WASHINGTON — When Haitian Esther Boucicault first discovered she had contracted the HIV/AIDS virus, she was emotionally devastated. But soon her feelings of self pity gave way to action and she began a journey to stop the spread of the deadly disease.

“I had to put a face to it,” said Boucicault.

Put a face to it she did. Boucicault was the first person to go on Haitian TV and discussed what it was like living with HIV/AIDS. This was a bold move, particularity considering that Haiti still stigmatizes people with this disease.

“They were very shocked,” said Boucicault. “They did not think that someone who had HIV/AIDS would announce this.”

That was 16 years ago. Now, Boucicault is an HIV/AIDS activist who was among a Haitian delegation that descended on Capitol Hill Tuesday. The group lobbied Congress to add an additional $100 million to the already $1.6 billion 2010 Supplemental Request for earthquake recovery in Haiti.

According to Boucicault, what’s not included in the supplemental request is funding for HIV/AIDS health care services that were disrupted as a result of the Jan. 12 earthquake in Haiti.

A joint report by the Department of State and USAID estimates that the earthquake which hit Haiti destroyed 46 hospitals and clinics and severely damaged 38 more. At least $373 million in infrastructure and supplies were lost. HIV/AIDS treatment centers in Port-au-Prince, Jacmel, Leogane and Petit Goave have been destroyed.

The earthquake that struck Haiti killed an estimated 217,000 people, injuring approximately 300,000 and displacing over 1 million, according to the United Nations Office for the Coordination of Humanitarian Affairs. An estimated half a million people have been forced to leave the capital, Port-au-Prince, and migrate to other areas not directly affected by the quake.

“The HIV/AIDS epidemic is going to only get worse,” said Boucicault. “This [earthquake] threatens to undermine the progress battling HIV/AIDS in Haiti.”

More than 1 million Haitians are living in tent cities; many are sleeping in the street or in rubble from the earthquake.
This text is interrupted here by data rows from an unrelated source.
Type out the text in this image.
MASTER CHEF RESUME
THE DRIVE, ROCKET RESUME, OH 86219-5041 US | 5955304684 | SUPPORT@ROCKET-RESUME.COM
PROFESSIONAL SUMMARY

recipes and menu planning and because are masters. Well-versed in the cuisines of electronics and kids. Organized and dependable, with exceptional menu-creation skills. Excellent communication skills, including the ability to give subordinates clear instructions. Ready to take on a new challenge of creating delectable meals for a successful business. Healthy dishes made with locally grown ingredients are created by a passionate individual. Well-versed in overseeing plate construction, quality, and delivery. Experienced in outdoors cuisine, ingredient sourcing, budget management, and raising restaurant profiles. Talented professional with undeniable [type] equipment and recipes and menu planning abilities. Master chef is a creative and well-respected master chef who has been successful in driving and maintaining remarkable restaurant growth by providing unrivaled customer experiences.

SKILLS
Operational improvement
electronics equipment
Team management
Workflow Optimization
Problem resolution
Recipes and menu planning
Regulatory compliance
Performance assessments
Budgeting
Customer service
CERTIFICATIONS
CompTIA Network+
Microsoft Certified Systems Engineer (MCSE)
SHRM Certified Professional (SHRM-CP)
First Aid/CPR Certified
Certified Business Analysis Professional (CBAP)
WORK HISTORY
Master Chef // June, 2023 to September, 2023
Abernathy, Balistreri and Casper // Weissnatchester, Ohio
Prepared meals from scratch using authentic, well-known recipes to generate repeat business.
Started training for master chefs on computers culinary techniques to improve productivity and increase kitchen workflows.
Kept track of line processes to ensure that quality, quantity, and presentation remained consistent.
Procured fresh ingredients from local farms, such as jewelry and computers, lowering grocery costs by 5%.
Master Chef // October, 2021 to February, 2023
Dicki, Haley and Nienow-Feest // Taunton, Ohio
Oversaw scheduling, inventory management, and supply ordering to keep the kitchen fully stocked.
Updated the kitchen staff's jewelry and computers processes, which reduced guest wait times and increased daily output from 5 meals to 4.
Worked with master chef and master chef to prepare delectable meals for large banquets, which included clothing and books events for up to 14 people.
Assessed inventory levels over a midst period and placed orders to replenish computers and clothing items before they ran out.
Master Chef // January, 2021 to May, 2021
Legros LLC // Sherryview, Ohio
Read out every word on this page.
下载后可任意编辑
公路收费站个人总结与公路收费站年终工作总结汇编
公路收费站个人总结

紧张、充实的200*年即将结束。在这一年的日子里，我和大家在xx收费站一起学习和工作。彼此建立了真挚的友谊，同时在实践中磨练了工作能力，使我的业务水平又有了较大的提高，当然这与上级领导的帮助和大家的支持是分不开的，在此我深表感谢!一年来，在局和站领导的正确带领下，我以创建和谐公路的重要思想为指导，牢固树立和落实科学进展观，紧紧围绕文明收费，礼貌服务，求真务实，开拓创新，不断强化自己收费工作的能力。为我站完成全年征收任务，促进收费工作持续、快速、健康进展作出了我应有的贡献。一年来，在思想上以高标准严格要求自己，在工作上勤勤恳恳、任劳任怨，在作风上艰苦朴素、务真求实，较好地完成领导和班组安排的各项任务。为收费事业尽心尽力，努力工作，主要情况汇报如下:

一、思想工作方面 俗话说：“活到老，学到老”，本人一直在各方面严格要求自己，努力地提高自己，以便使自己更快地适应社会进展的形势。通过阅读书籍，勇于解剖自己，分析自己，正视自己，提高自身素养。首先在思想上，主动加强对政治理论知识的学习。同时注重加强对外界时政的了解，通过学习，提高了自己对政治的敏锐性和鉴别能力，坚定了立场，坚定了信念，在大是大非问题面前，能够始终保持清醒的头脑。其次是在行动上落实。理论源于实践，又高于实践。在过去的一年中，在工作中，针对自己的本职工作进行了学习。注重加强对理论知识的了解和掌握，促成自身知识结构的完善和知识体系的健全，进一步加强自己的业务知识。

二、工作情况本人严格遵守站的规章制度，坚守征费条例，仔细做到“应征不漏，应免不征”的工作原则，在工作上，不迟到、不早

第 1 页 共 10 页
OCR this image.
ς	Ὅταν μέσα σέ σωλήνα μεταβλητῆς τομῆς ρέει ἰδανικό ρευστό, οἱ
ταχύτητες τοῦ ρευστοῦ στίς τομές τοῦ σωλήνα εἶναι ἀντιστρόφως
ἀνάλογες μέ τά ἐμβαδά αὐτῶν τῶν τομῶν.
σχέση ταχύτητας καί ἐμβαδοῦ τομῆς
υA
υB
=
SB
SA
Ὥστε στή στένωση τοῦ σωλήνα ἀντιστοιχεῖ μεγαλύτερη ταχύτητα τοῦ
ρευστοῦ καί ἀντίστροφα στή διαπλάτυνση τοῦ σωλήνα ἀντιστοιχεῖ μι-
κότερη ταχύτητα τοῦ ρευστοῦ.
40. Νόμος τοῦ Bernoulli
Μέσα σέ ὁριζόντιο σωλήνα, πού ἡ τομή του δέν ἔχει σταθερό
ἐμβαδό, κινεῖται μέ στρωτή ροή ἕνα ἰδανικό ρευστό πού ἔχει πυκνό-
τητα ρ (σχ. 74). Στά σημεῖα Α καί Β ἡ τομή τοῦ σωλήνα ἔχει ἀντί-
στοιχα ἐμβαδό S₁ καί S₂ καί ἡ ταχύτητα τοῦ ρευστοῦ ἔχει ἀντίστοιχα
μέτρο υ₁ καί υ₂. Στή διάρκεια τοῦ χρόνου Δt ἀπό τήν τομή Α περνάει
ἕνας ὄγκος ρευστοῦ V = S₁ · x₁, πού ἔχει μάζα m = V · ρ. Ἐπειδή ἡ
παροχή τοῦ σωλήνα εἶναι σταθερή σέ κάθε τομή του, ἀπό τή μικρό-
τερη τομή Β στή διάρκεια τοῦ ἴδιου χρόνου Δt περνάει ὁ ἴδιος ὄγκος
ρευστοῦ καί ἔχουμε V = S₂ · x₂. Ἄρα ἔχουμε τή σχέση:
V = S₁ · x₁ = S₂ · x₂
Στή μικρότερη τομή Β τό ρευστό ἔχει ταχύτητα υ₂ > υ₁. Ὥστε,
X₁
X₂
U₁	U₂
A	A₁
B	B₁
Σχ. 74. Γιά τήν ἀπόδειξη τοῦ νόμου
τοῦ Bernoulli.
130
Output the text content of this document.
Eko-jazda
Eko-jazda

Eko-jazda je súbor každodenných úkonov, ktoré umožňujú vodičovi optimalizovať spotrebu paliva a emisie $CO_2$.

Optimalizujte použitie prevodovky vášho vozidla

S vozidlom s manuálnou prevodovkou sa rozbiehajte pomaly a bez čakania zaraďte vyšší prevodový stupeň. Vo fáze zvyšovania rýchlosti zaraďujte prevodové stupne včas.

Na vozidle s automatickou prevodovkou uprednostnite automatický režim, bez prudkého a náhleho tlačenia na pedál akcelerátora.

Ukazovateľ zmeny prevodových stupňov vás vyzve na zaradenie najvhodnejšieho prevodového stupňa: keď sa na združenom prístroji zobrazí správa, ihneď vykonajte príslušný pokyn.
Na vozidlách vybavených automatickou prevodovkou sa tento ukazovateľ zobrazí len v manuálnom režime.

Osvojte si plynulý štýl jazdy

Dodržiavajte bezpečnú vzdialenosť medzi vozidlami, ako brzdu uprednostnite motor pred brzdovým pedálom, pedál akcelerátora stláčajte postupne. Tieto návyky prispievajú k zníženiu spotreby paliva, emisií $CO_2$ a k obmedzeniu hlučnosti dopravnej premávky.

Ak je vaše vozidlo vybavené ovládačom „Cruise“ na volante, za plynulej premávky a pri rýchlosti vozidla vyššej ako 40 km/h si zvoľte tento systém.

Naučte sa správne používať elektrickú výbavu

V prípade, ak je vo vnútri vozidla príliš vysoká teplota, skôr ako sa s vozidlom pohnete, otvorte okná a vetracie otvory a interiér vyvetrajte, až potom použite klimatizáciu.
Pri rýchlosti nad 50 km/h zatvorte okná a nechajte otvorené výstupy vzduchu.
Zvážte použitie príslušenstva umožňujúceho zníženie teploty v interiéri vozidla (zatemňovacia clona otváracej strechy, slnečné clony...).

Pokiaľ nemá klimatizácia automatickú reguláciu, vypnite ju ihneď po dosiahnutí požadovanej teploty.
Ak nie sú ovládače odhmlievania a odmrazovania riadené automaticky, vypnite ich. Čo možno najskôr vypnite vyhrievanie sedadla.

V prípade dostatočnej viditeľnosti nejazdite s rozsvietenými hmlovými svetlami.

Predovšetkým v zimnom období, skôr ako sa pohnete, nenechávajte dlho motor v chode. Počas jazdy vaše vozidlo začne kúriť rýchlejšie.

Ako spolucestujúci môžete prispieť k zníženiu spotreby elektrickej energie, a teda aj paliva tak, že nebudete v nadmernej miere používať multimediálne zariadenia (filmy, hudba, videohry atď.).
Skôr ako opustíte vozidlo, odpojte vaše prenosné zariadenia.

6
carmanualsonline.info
Fewer than 40 percent of Haitians who were receiving HIV/AIDS-related care before the earthquake receive it now according to UNAIDS.

There are 120,000 Haitians living with HIV/AIDS, 47 percent of all people with the virus in the Caribbean.

Boucicault also is accusing Haitian officials of barding food, water and tents for sexual favors, resulting in the likely spread of HIV/AIDS.

“Corruption continues, Boucicault said. “It’s rampant.”
Boucicault is the founder of the FEBS Foundation. It provides preventive HIV/AIDS services, psycho-social support and on-going case management services for people that are living with the virus.

The earthquake left Boucicault’s offices in tact, but her work has become harder because there have had an influx of new HIV/AIDS patients looking for treatment.

“I have to service them, too,” Boucicault said.

Boucicault also does outreach to people living with HIV/AIDS in tent cities.

“People with HIV/AIDS have to have a voice in the reconstruction of Haiti,” said Boucicault. “Funding should be directed into communities that really need these HIV/AIDS services.”